Put more bluntly, Nishino takes the neighborly ambience of the film, the ambience dictated by Japanese etiquette, to its psychopathic conclusion, much as the Hollywood slasher takes the etiquette of American suburbia to its psychopathic conclusion. While Nishino’s taste for vacuum-packing bodies is macabre, it’s as much about neighborly discretion as criminal evasion. It’s also presented, somewhat comically, by Kurosawa, as a form of domestic economy, a response to spatial thrift, and a way of making sure that everything is compartmentalized and packed away in its proper place. Similarly, all the white noise of the film culminates with the bunker where Nishino keeps his victims, which, more than any other space, fulfils the ultimate neighborly goal in Japan – to create a kind of negative noise, to ensure that your presence makes the block, apartment or neighbourhood even quieter than when you arrived. Only a generator can be heard muffled and buried somewhere in the background, so distant and subliminal that it feels like the motor engine of the film’s own ambience, subsisting, like the good neighbour, just below the threshold of audibility.

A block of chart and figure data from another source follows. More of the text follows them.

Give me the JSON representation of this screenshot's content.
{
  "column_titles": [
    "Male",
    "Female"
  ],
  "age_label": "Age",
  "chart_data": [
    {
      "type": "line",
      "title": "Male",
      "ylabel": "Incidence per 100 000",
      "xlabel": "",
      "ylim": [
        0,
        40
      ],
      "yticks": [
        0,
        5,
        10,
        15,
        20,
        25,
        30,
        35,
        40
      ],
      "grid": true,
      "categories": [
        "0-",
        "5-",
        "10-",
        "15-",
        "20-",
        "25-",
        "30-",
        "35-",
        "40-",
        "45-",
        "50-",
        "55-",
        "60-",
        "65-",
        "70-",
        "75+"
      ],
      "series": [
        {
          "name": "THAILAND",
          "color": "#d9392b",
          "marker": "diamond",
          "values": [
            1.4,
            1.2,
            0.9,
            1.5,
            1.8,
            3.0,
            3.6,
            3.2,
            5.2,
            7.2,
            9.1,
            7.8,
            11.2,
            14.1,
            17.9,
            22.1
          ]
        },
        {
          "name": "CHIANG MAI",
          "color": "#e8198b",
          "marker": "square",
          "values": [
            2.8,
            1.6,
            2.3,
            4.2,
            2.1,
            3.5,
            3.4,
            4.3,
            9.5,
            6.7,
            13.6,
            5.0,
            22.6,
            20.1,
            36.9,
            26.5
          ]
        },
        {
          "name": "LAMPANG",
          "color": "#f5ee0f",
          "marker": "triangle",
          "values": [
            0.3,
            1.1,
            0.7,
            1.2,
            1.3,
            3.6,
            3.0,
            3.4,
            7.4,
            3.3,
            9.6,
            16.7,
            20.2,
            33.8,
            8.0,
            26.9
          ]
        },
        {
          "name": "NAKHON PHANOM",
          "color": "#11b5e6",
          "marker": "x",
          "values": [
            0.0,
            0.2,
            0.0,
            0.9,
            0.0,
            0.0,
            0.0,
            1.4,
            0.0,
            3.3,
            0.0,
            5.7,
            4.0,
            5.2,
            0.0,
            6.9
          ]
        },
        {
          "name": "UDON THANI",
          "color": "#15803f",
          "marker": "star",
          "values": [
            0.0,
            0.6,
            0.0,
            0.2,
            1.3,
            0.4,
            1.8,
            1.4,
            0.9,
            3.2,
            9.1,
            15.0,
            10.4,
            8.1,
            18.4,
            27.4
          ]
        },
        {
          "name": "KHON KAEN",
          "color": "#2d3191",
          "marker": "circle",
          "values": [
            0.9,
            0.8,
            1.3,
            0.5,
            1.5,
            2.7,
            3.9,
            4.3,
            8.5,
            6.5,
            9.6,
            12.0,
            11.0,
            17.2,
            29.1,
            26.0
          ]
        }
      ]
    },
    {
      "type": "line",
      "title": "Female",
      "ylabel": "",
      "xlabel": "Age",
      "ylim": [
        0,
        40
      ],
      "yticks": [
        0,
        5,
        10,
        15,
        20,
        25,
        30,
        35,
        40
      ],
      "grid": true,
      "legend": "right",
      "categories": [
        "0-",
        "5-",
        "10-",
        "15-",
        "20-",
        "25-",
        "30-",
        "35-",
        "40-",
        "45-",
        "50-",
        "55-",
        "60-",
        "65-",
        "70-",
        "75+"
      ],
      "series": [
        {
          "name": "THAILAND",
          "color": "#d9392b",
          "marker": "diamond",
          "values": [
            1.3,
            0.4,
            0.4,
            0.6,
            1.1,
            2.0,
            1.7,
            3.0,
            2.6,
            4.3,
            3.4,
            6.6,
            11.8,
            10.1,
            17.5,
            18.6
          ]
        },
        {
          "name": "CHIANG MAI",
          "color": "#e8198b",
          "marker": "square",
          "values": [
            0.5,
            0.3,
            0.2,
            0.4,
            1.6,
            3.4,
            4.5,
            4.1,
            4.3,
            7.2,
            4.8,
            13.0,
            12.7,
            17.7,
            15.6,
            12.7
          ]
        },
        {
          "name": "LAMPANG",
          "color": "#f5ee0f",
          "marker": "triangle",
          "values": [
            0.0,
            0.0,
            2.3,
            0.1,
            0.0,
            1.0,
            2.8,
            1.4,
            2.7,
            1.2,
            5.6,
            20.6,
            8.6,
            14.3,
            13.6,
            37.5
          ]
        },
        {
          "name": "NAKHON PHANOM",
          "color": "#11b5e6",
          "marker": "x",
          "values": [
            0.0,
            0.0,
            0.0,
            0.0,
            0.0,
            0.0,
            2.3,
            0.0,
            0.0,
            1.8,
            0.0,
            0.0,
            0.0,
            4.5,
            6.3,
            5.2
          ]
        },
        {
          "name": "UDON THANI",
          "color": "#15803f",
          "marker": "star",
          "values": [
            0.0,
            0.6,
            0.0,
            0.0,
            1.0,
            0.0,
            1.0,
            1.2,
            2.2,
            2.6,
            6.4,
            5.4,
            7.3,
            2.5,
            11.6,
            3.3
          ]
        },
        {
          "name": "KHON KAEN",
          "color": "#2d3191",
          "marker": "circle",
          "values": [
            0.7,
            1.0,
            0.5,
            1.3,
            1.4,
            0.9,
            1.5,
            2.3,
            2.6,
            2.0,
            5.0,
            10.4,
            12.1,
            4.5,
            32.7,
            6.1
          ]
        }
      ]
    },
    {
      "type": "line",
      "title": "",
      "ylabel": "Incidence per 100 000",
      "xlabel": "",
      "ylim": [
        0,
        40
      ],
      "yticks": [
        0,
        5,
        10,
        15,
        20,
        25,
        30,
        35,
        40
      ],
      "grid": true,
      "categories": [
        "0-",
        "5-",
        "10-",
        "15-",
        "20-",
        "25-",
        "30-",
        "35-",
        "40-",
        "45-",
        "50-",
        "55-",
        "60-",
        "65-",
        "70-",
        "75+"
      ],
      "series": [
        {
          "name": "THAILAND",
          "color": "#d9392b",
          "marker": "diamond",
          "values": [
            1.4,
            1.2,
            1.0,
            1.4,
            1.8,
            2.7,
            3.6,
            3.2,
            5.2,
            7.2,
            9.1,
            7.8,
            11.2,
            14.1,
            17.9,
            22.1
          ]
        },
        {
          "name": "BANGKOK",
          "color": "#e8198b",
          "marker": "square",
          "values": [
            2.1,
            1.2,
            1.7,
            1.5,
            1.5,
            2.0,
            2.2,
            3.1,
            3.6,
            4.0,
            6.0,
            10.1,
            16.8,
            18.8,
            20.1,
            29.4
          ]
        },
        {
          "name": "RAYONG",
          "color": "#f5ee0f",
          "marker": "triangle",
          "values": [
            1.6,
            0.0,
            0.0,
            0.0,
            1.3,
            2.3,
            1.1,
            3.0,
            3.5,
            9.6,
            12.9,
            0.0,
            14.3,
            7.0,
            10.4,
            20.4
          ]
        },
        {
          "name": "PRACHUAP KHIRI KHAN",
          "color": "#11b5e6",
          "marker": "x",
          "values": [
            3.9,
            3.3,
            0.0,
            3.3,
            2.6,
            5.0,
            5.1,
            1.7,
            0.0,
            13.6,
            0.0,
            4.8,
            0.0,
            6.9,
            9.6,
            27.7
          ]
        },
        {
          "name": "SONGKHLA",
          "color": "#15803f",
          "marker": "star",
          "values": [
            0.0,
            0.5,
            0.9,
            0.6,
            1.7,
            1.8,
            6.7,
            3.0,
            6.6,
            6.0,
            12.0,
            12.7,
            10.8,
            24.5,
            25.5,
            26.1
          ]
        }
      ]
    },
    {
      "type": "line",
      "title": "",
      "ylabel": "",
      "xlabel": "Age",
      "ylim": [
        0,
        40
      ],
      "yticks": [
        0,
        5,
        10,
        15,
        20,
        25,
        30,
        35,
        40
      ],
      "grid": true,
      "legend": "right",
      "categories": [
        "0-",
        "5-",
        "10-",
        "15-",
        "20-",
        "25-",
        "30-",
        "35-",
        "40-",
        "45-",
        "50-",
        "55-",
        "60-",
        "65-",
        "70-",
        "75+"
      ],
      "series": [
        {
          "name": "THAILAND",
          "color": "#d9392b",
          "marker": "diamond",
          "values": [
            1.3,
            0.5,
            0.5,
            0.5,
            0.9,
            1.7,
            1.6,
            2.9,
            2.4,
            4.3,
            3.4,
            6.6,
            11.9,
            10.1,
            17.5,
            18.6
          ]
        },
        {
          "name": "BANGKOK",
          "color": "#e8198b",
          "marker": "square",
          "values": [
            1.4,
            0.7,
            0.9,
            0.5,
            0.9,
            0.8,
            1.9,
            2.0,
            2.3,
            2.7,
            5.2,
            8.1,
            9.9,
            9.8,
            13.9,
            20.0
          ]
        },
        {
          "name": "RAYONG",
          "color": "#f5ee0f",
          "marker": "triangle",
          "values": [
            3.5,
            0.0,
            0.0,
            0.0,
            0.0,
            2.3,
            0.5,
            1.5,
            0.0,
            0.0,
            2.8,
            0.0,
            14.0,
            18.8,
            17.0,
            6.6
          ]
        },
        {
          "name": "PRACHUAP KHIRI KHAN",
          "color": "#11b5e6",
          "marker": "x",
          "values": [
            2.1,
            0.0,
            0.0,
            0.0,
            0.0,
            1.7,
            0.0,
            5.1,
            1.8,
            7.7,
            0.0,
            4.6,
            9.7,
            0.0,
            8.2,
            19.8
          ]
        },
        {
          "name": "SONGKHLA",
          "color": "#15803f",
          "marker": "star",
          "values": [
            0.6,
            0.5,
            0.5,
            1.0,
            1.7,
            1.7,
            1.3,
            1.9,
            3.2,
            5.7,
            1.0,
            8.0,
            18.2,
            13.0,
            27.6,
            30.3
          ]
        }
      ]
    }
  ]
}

Within that surreal space, the last part of the film plays out in a sustained trance, as Nishino convinces both Yasuko and his daughter to kill the superintendent of police and then capture Koichi as well. This is partly attributed to a drug that Nishino injects into his victims, which slackens their will and gives him an almost supernatural command over their actions. In truth, though, the film doesn’t really need this touch, since Nishino’s awry neighborliness is far more eerie and effective in getting Kurosawa’s message across. In an awry final scene, Nishino takes his new family to an abandoned tower near the airport, and uses it to survey the city with binoculars, finally lighting upon a pair of houses that offer just the right configuration for him to put his neighborly modus operandi into play once again. Before he can do so, Koichi kills him, but by this stage all distinction between publicity and privacy has vanished, just as the very notion of private life has become a kind of intoxicating, deadening and stupefying drug that none of the characters can possibly believe in anymore. While Yasuko initially seems relieved to be free, then, the film ends with her breaking into an inchoate scream, as the camera pans down to Nishino’s prostrate body, which almost seems to smile in death, even more insinuated in their lives than ever. Like a Japanese take on True Detective, this cold case haunts the present even more when it is discovered, in one of the most eerie and unsettling – one of the creepiest – horror films that I’ve seen in some time.